What I didn’t see was the RAM! Apple usually does it the other way around. Usually the RAM is in plain sight and the hard drive is buried. However, this time the RAM was no where to be found. Rather than guess at the location, I remembered seeing installation videos on the OWC site. So I went to another computer and watched the short clip to discover the the RAM was under the main cover which was held in place by 8 screws. The only thing I wasn’t sure about was did it matter if the new 4GB DIMM was in the lower slot or the upper slot. I didn’t think it would matter, so I put the 4GB DIMM in place of the 2GB DIMM that was in the upper slot. I then put it all back together.
SuperDuper! was next
I took the original 320GB drive and put it in an external OWC Mercury On-The-Go Firewire 800 case and connected it. I also had my bootable backup drive. I decided that it would be cleaner to boot from the backup drive and clone the original drive to the new one. Since the 15″ MacBook Pro only has one Firewire 800 port, I had to daisy chain the two externa drives. Just to be on the safe side I plugged the OWC drive into the AC outlet to make sure there was enough power to run both external drives. I then ran Disk Utility from the backup drive to format the new internal drive. Next it was time to clone over the Mac partition onto the new drive. I fired up SuperDuper! and cloned over my Mac partition on my original 320GB drive (the drive I just took out) onto the new drive. This clone took about 3.5 hours for close to 240GB of data. I then booted from the New drive and everything was working so far.
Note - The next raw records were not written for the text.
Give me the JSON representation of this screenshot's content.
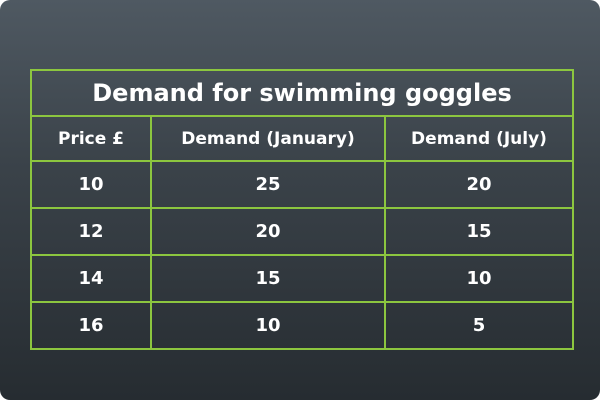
{
  "chart_data": {
    "type": "table",
    "title": "Demand for swimming goggles",
    "columns": [
      "Price £",
      "Demand (January)",
      "Demand (July)"
    ],
    "rows": [
      [
        "10",
        "25",
        "20"
      ],
      [
        "12",
        "20",
        "15"
      ],
      [
        "14",
        "15",
        "10"
      ],
      [
        "16",
        "10",
        "5"
      ]
    ]
  },
  "colors": {
    "grid_line": "#8cc63f",
    "text": "#ffffff",
    "background_top": "#4f5962",
    "background_bottom": "#262c31"
  }
}
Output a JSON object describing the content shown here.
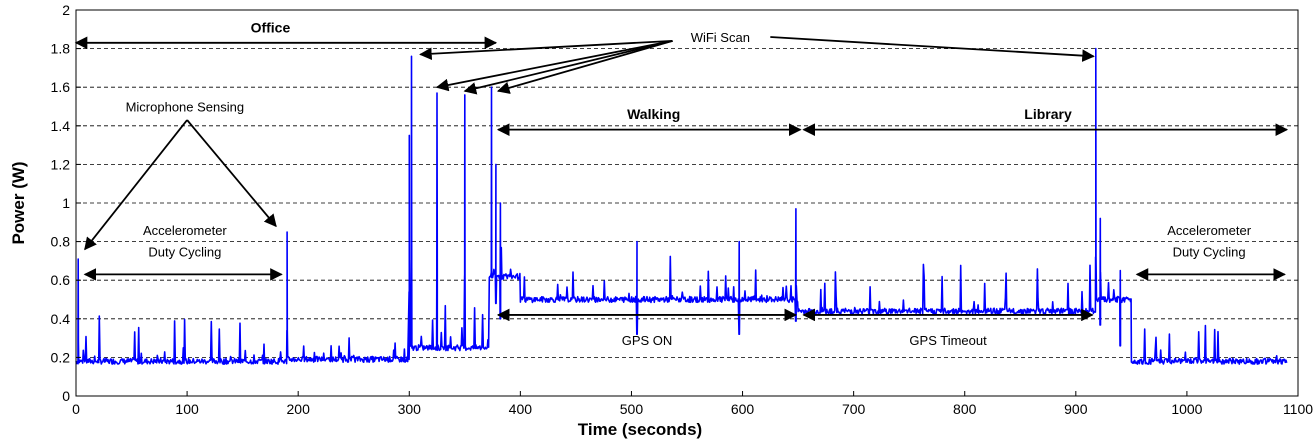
{
  "chart_data": {
    "type": "line",
    "title": "",
    "xlabel": "Time (seconds)",
    "ylabel": "Power (W)",
    "xlim": [
      0,
      1100
    ],
    "ylim": [
      0,
      2
    ],
    "xticks": [
      0,
      100,
      200,
      300,
      400,
      500,
      600,
      700,
      800,
      900,
      1000,
      1100
    ],
    "yticks": [
      0,
      0.2,
      0.4,
      0.6,
      0.8,
      1,
      1.2,
      1.4,
      1.6,
      1.8,
      2
    ],
    "ytick_labels": [
      "0",
      "0.2",
      "0.4",
      "0.6",
      "0.8",
      "1",
      "1.2",
      "1.4",
      "1.6",
      "1.8",
      "2"
    ],
    "grid": "horizontal-dashed",
    "line_color": "#0000ff",
    "segments": [
      {
        "x0": 0,
        "x1": 190,
        "baseline": 0.18
      },
      {
        "x0": 190,
        "x1": 300,
        "baseline": 0.19
      },
      {
        "x0": 300,
        "x1": 372,
        "baseline": 0.25
      },
      {
        "x0": 372,
        "x1": 400,
        "baseline": 0.62
      },
      {
        "x0": 400,
        "x1": 650,
        "baseline": 0.5
      },
      {
        "x0": 650,
        "x1": 918,
        "baseline": 0.44
      },
      {
        "x0": 918,
        "x1": 950,
        "baseline": 0.5
      },
      {
        "x0": 950,
        "x1": 1090,
        "baseline": 0.18
      }
    ],
    "spikes": [
      {
        "x": 2,
        "y": 0.71
      },
      {
        "x": 190,
        "y": 0.85
      },
      {
        "x": 300,
        "y": 1.35
      },
      {
        "x": 302,
        "y": 1.76
      },
      {
        "x": 325,
        "y": 1.57
      },
      {
        "x": 350,
        "y": 1.56
      },
      {
        "x": 374,
        "y": 1.6
      },
      {
        "x": 378,
        "y": 1.2
      },
      {
        "x": 382,
        "y": 1.0
      },
      {
        "x": 505,
        "y": 0.8
      },
      {
        "x": 597,
        "y": 0.8
      },
      {
        "x": 648,
        "y": 0.97
      },
      {
        "x": 918,
        "y": 1.8
      },
      {
        "x": 922,
        "y": 0.92
      },
      {
        "x": 940,
        "y": 0.65
      }
    ],
    "annotations": [
      {
        "id": "office",
        "text": "Office",
        "x0": 0,
        "x1": 378,
        "y": 1.83,
        "label_y": 1.91,
        "label_x": 175
      },
      {
        "id": "walking",
        "text": "Walking",
        "x0": 380,
        "x1": 652,
        "y": 1.38,
        "label_y": 1.46,
        "label_x": 520
      },
      {
        "id": "library",
        "text": "Library",
        "x0": 655,
        "x1": 1090,
        "y": 1.38,
        "label_y": 1.46,
        "label_x": 875
      },
      {
        "id": "accel-left",
        "text": [
          "Accelerometer",
          "Duty Cycling"
        ],
        "x0": 8,
        "x1": 185,
        "y": 0.63,
        "label_x": 98,
        "label_y": [
          0.86,
          0.75
        ]
      },
      {
        "id": "accel-right",
        "text": [
          "Accelerometer",
          "Duty Cycling"
        ],
        "x0": 955,
        "x1": 1088,
        "y": 0.63,
        "label_x": 1020,
        "label_y": [
          0.86,
          0.75
        ]
      },
      {
        "id": "gps-on",
        "text": "GPS ON",
        "x0": 380,
        "x1": 648,
        "y": 0.42,
        "label_x": 514,
        "label_y": 0.29
      },
      {
        "id": "gps-timeout",
        "text": "GPS Timeout",
        "x0": 655,
        "x1": 915,
        "y": 0.42,
        "label_x": 785,
        "label_y": 0.29
      },
      {
        "id": "mic",
        "text": "Microphone Sensing",
        "label_x": 98,
        "label_y": 1.5
      },
      {
        "id": "wifi",
        "text": "WiFi Scan",
        "label_x": 580,
        "label_y": 1.86
      }
    ]
  }
}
Time to run the BootCamp Assistant and Winclone
Now that I was booted from the new drive it was time to partition it again for BootCamp. I fired up the BootCamp Assistant and partitioned the drive slightly larger than the old partition I had (64GBs for the new one). Now in order to get my old Windows XP partiton over to the new partition I had to make an image of it first using Winclone. Winclone is a Mac app that lets you backup and restore a Windows partition. Since I had plenty of room on my new internal drive, I fired up Winclone and imaged my old partition (from the now external 320GB drive). The compressed image was only 24.51 GBs. I’ll move it another drive when I’m done as a backup. Once the image was completed, I click right over to the restore tab and restored it to the NEW BootCamp partition that I had created earlier.
The Bottom Line
You can never have too much RAM and too much storage. If you’re going to use your existing computer for a while, then having more room and the capacity to run more/larger apps is always welcomed. Also since we’re going to see more and more 64 bit apps coming in the future, going beyond 4GB of RAM is going to be worth it. I use Adobe Photoshop Lightroom 2 every day and it’s already 64 bit enabled. All I had to do was do a Get Info on it and turn off the “Open in 32bit mode” checkbox. I feel that this upgrade was worth the time and money.
The upgrades cost:
500GB 2.5″ 7200 RPM Seagate Momentus Drive: $157.99
4GB DIMM $329.99.
If you need an external drive case to put your old drive in, this is the Firewire 800 one I used. I already had it, so I didn’t have to buy it for this job. It’s $79.99. If you don’t care about Firewire 800, they make both Firewire 400 ($49.99) and USB 2.0 ($27.95) cases that cost less. They also sell the drive and cases as bundles. So you might save a few bucks buying them together.
Also if you don’t have the tools, you can get this installation tool kit for $17.95
I’ve dealt with OWC for years and never had a problem. Great company!